Why the Silence Was the Punishment
God granted Sodom sheket, tranquility. In this tranquility, no external voice could reach them. Not prophets. Not conscience. Not consequence. The granting of undisturbed peace to a wicked place is not favor. It is withdrawal. God has stepped back and let the city's own nature run to its conclusion without interruption. The wealth piled up. The abundance increased. The land produced gold and sapphires and the grain that everyone else needed. Sodom became rich in the same way Job 28:5-7 describes a land of impossible earthly richness: where bread comes from the ground, where sapphires line the rock, where no bird of prey has ever found the path.
The rabbis identified that hidden land with Sodom. The city had been given everything the earth could give.
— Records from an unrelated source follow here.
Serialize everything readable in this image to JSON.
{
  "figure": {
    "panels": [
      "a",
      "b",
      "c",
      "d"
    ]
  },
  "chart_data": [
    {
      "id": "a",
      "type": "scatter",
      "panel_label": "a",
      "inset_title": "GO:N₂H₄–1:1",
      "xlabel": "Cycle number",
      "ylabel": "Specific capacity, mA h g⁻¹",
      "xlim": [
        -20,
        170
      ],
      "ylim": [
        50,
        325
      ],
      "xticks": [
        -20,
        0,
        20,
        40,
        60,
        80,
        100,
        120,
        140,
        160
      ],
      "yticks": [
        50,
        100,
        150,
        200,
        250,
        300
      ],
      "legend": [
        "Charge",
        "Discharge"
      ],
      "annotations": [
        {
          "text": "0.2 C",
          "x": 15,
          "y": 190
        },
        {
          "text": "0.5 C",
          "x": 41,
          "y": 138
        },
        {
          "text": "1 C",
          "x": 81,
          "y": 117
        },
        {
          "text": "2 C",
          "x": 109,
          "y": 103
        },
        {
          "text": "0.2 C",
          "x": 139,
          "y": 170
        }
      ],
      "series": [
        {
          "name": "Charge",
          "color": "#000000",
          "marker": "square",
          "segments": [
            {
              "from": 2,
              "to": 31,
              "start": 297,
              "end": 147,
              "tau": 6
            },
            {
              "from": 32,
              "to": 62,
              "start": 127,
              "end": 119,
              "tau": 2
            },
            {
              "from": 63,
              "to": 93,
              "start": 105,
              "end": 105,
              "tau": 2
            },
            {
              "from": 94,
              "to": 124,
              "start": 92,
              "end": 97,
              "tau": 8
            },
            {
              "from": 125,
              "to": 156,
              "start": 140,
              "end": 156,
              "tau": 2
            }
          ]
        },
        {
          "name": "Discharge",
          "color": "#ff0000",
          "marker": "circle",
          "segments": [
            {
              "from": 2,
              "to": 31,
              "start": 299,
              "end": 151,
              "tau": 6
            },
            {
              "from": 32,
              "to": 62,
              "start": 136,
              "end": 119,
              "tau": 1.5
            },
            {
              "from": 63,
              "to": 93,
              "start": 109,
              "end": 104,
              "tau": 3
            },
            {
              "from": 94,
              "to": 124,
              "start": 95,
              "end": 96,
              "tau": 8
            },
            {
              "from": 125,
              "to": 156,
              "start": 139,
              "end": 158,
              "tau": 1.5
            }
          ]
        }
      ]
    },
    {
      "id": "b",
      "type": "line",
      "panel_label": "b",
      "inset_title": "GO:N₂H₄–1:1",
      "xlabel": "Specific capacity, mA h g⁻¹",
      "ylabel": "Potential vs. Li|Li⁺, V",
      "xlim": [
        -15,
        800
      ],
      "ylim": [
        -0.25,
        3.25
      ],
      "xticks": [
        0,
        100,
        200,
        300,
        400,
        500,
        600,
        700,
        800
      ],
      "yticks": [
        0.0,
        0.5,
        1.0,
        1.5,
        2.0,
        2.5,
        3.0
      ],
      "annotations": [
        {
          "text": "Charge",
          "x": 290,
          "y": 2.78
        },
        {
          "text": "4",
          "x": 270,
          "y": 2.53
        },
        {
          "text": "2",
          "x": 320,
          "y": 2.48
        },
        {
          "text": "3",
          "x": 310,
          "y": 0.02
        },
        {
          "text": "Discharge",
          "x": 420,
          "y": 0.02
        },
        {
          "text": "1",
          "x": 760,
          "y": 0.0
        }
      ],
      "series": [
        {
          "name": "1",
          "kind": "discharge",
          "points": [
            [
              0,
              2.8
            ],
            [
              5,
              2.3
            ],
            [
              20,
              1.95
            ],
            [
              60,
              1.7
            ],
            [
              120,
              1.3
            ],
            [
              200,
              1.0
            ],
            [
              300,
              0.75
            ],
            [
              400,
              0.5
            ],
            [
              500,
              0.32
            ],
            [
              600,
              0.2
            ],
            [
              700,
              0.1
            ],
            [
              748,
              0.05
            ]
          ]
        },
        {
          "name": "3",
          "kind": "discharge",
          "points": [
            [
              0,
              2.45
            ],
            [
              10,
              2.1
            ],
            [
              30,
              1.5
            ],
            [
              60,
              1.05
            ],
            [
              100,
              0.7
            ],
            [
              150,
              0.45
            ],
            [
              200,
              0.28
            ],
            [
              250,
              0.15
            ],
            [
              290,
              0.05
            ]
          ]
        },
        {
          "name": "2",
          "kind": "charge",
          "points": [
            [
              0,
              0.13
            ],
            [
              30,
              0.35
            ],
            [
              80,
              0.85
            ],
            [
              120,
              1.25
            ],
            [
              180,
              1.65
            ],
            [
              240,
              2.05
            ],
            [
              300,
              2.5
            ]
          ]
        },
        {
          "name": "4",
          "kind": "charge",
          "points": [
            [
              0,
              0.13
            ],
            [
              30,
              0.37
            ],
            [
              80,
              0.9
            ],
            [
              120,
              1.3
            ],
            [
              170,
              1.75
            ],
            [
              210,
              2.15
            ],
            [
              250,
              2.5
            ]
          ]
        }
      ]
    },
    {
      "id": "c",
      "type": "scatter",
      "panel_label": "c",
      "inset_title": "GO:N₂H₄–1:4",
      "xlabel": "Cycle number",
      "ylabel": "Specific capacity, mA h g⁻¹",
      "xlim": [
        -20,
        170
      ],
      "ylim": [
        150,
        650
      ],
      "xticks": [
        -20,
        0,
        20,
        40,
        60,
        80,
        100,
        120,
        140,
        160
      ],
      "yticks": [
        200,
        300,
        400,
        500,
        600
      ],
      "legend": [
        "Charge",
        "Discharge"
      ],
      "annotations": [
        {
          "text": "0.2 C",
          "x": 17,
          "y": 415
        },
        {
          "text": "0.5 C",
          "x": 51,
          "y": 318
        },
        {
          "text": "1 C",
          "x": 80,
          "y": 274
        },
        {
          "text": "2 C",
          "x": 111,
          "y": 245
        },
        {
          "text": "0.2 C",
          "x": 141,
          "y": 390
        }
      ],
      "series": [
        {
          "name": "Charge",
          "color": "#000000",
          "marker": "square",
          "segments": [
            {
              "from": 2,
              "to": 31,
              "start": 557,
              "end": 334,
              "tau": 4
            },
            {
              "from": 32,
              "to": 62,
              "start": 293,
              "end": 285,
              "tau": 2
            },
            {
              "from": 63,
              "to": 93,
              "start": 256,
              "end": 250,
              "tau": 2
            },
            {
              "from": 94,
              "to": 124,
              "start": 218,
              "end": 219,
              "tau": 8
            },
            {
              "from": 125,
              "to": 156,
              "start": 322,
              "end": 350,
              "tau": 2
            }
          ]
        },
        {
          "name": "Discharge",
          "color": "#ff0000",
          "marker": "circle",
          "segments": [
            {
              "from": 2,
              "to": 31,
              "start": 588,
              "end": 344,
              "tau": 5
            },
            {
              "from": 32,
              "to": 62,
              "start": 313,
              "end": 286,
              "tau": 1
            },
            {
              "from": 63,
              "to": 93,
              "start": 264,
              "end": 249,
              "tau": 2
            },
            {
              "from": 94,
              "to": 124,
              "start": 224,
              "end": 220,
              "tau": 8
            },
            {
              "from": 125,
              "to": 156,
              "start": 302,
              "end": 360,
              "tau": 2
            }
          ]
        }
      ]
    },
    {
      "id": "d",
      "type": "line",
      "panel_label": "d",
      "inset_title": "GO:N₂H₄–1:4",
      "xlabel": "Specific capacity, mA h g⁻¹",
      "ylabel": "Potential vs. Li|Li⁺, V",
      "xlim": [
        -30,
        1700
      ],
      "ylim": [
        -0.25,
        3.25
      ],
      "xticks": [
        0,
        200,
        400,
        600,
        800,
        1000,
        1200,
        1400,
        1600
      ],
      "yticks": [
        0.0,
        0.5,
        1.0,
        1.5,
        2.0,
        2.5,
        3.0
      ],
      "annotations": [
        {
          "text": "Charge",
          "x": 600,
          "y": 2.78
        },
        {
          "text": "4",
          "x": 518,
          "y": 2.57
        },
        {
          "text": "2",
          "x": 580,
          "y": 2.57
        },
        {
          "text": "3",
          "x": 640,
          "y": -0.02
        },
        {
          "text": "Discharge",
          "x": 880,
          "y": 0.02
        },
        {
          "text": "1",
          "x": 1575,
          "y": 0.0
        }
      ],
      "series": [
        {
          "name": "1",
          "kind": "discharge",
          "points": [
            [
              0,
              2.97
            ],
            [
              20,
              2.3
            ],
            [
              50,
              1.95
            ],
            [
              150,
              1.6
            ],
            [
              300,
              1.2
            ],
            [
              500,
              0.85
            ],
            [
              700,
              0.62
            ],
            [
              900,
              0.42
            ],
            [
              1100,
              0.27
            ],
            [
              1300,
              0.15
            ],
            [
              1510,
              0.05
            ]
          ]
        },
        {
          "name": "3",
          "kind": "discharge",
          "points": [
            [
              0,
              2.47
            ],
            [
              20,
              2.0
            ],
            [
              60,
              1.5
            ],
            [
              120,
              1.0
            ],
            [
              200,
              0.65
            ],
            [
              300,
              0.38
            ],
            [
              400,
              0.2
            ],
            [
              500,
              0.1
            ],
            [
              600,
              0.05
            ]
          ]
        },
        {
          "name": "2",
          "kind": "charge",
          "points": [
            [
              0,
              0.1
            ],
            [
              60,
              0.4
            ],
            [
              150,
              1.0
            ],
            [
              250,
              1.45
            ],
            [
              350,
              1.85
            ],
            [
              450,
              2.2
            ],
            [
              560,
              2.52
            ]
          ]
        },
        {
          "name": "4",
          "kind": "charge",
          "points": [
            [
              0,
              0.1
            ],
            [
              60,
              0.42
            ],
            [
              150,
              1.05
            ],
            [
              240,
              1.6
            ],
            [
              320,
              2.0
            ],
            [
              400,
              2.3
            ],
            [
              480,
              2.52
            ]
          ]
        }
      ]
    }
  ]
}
And in that abundance, isolated from consequence, they became what they already were, only more completely.
How Silence Works as Judgment
Most people understand divine punishment as intervention: fire, plague, defeat in battle, the breaking of what has been built. Vayikra Rabbah 5:2 offers a different model. The harshest divine response to Sodom's wickedness was not the brimstone. It was the long silence that preceded it. The decades when nothing went wrong. The years when the crops came in and the gold was plentiful and the city's strength appeared to prove that it was right.
Vayikra Rabbah uses the same framework to explain the prosperity of the generation of the Flood. Noah and the people around him lived long lives. They multiplied and filled the earth. Resources were plentiful. The extended lifespan was not a blessing. It was a withdrawal of the usual consequence that teaches people to adjust their behavior. When lifespans stretch to nine hundred years and no consequences arrive, the crooked inclination that is in everyone runs as far as it can go. The flood was the end of the silence. The brimstone was the end of Sodom's silence. The punishment arrived only after the sentence had been fully built.
The Ten Tribes Received the Same Silence
Vayikra Rabbah 5 applies the same principle to the Ten Tribes of Israel. Quoting Amos 6:1, the text contrasts the "tranquil of Zion," meaning Judah and Benjamin, with the "secure of Mount Samaria," the Ten Tribes. The Ten Tribes, descended from Shem and Ever according to the midrash's genealogical framework, were considered the foremost of the nations. They felt secure in their position. They felt secure because nothing had disturbed them yet.
That security was the same gift God had given Sodom: undisturbed time to become fully what they already were. The midrash reads the Amos verse not as a description of comfort but as an indictment. The "secure of Mount Samaria" were secure in the way Sodom was prosperous: their security was not evidence of divine favor but evidence that the sentence was still building, one layer of abundance and one unanswered crime at a time.